European LNG buyers might not be able to secure all the LNG they need amid a widening disconnect between buyers and producers faced with rising Capex costs and supply chain challenges, a conference heard.
“Europeans are being extremely complacent…(They) are being naive thinking that they can walk up to U.S. producers with short term commitments,” Vivek Chendra, founder and CEO of Gulfstream LNG and Texas LNG, told the Flame energy conference in Amsterdam on Tuesday.
Gulfstream is a greenfield LNG project under development on the U.S. Gulf Coast.
European buyers “have a public statement that they cannot invest in fossil fuels beyond a certain date, but at same time (liquefaction) projects are based on a financing system” requiring long-term commitments, he said.
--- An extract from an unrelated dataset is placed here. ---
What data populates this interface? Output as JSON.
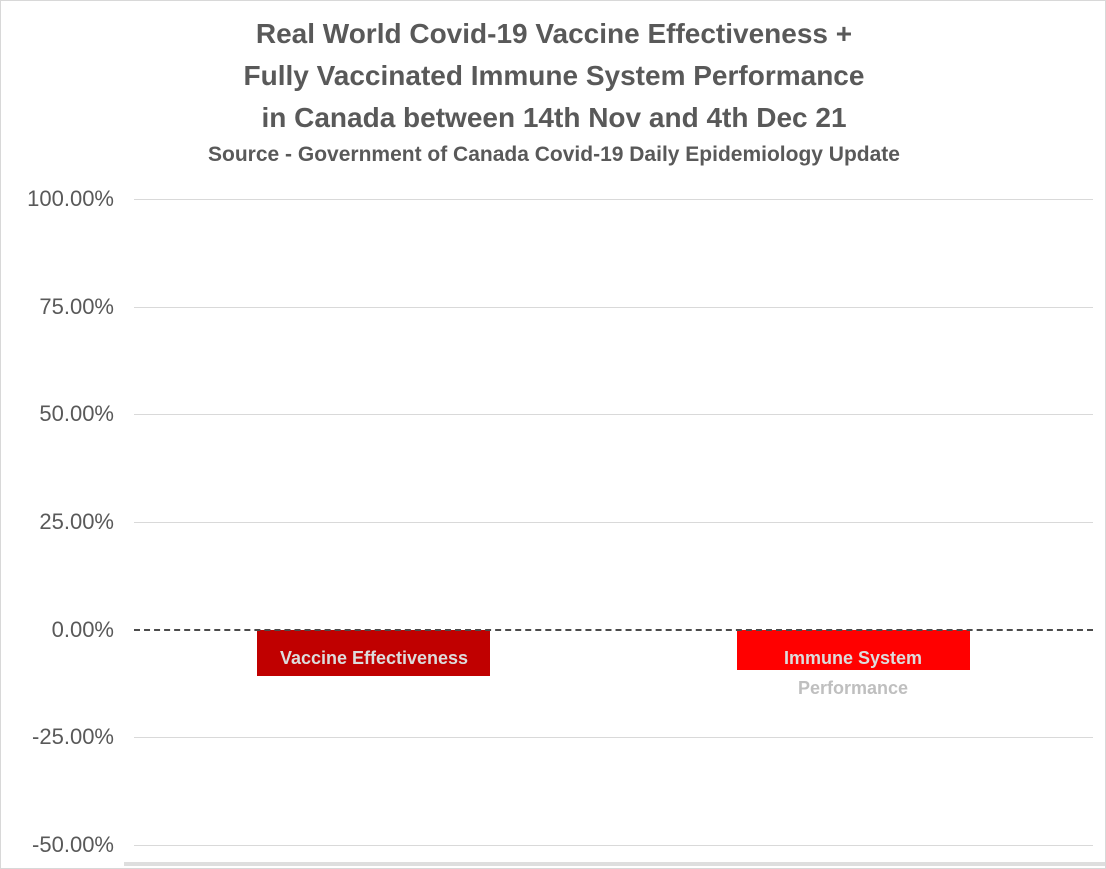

Europe has doubled down on LNG import projects in the past year amid security of supply concerns, however climate change targets mean buyers are reluctant to sign long-term commitments.
Against that backdrop, Chinese buyers are becoming crucial in supporting liquefaction projects in the U.S., he said.
Last year saw a raft of long-term contracts being signed with U.S. exporters, with the vast majority involving Asian buyers, he said.
That however is not immediately translating into final investment decisions on new projects in the U.S. amid Capex costs rising 30-40%, struggles to recruit skilled workers and tolling costs remaining at low level, he said.
“Nearly all American projects are being developed by utilities or independent entrepreneurs, we don’t have large balance sheets” he said.
Furthermore, while the U.S. has vast amounts of gas reserves, a key issue is the lack of suitable locations for liquefaction projects, which are mostly being developed in Texas and Louisiana.
The U.S. “is running out of space for new projects” he said, adding that projects were also impacted by European banks pulling out of fossil fuel projects, which was leading to shrinking availability of funding.